Las Cases soigné par des Incas, 1827

 

Huile sur toile

24,5 x 33 cm

Signé et daté en bas à droite : Hersent / 1827

 

Œuvre en rapport

Reprise du tableau exposé au Salon de 1808, conservé en collection particulière

 

 

Formé auprès de Jean-Baptiste Regnault, Louis Hersent remporte en 1797 le second prix de Rome derrière Pierre-Narcisse Guérin mais doit renoncer l’année suivante au voyage à Rome à cause de sa santé fragile. Hersent fait ses débuts au Salon en 1804 avec Achille livrant Briséis aux hérauts d’Agamemnon. Aux scènes classiques s’ajoutent bientôt les sujets littéraires comme Atala s’empoisonnant dans les bras de Chactas, d’après Chateaubriand, qui lui vaut, deux ans avant le chef-d’œuvre de Girodet, une médaille d’or au Salon de 1806. Il illustre aussi des scènes de l’histoire contemporaine, Le Passage du pont de Landshut (Salon de 1810, Versailles, musée du Château) ou Louis XVI distribuant des bienfaits aux pauvres pendant le rigoureux hiver de 1788 (Salon de 1817, Versailles, musée du Château), véritable icône de la Restauration. Pour le Palais-Royal, le duc d’Orléans lui commande L’Abdication de Gustave Wasa qui fait sensation au Salon de 1819. Comblé d'honneurs par la Restauration, Hersent garde ses bons rapports avec la Monarchie de Juillet, dont il reçoit la commande de nombreux tableaux d'histoire, tout en se convertissant aux portraits officiels (Portraits en pied de Louis-Philippe, de la reine Marie-Amélie, du duc de Montpensier) et de maintes personnalités de l'époque (Casimir Périer, Delphine Gay).
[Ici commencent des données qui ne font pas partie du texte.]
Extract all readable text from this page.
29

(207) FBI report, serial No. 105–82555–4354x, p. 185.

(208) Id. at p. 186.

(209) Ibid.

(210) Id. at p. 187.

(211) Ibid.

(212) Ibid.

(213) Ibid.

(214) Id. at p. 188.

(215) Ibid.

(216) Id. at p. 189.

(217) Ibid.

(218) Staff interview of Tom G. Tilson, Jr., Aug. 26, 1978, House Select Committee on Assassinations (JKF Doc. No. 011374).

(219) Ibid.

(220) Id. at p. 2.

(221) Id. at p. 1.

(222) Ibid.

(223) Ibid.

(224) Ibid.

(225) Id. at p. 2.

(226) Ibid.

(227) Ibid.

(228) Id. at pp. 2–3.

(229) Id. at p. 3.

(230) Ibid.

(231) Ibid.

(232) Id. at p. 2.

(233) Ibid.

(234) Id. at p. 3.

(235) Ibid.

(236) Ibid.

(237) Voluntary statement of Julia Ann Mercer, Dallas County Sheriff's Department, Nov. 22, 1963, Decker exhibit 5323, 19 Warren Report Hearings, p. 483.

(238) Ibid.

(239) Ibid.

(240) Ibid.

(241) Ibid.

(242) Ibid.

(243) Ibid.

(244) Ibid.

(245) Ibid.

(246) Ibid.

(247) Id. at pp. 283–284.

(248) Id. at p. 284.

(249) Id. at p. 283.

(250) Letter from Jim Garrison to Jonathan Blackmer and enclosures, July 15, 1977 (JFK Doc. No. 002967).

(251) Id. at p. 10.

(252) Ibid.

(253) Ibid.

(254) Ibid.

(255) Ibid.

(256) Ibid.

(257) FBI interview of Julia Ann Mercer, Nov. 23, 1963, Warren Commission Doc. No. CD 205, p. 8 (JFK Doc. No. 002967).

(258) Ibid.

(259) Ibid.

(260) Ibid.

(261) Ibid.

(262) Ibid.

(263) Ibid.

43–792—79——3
Élu membre de l’Académie des Beaux-Arts en 1822, Hersent prend trois ans plus tard la succession d’Anne-Louis Girodet comme professeur à l’École des Beaux-Arts. En 1821, le peintre épouse l’artiste Louise Mauduit avec laquelle il ouvre un atelier privé réservé aux femmes dans leur domicile parisien du 22 rue Cassette.

 

Au Salon de 1808, Hersent expose un étrange sujet, Las Casas malade soigné par des Incas (collection particulière, fig. 1)[1]. Cette œuvre est inspirée du roman intitulé Les Incas ou la destruction de l’empire du Pérou publié en 1777 par l’encyclopédiste, grammairien et poète Jean-François Marmontel (1723-1799). L’ouvrage tourne autour du prêtre espagnol Bartolomé de Las Casas (1474 ou 1484-1566), missionnaire dominicain, est resté célèbre pour avoir défendu les droits des Amérindiens durant la colonisation espagnole. L’ecclésiastique est entouré de personnages fictifs comme Cora, une jeune Inca et Alonso, un beau conquistador espagnol dont elle est amoureuse. L’ouvrage de Marmontel connait un succès retentissant lors de sa publication dans toute l’Europe, sauf en Espagne où il est interdit par l’Inquisition.

 

Pour son tableau, Hersent met en valeur la piété filiale et la fidélité conjugale d’un couple d’Incas. Inspiré par Marmontel, l’artiste imagine le missionnaire nourri au sein par une mère qui a perdu son enfant : « Écoute, ajouta le sauvage en soulevant sa tête, ils disent que tu es attaqué d’une maladie à laquelle le lait de femme est salutaire. Je t’amène ici ma compagne. Elle a perdu son enfant ; elle a pleuré sur lui ; elle a baigné du lait de ses mamelles la poussière qui le couvre ; il ne lui demande plus rien. La voilà. Viens, ma femme, & présente à mon père ces deux sources de la santé »[2]. Plongé dans la pénombre d’une pièce éclairée par une unique bougie, le vieux prêtre est allongé, visiblement souffrant, sur un lit. Au centre, l’épouse du chef indien tend son sein vers la bouche du malade pour l’allaiter. Véritable transposition exotique du thème classique de la charité romaine, l’œuvre est alors très remarquée par la critique qui salue la qualité de l’œuvre et la haute valeur morale du sujet. Le succès remporté par cette œuvre a entrainé la réalisation d’estampes mais également de répétitions autographes, comme notre œuvre, signée et datée 1827. Dans notre peinture, Hersent a introduit un certain nombre de variantes, notamment dans la nature morte du premier plan et ajoute d’un grand rideau qui cache la source lumineuse et la Vierge à l’Enfant au mur.

 


[1] Huile sur toile, 53,8 x 64,6 cm (Peintures du XIXe siècle, Paris, Galerie La Nouvelle Athènes, automne 2022, n°6).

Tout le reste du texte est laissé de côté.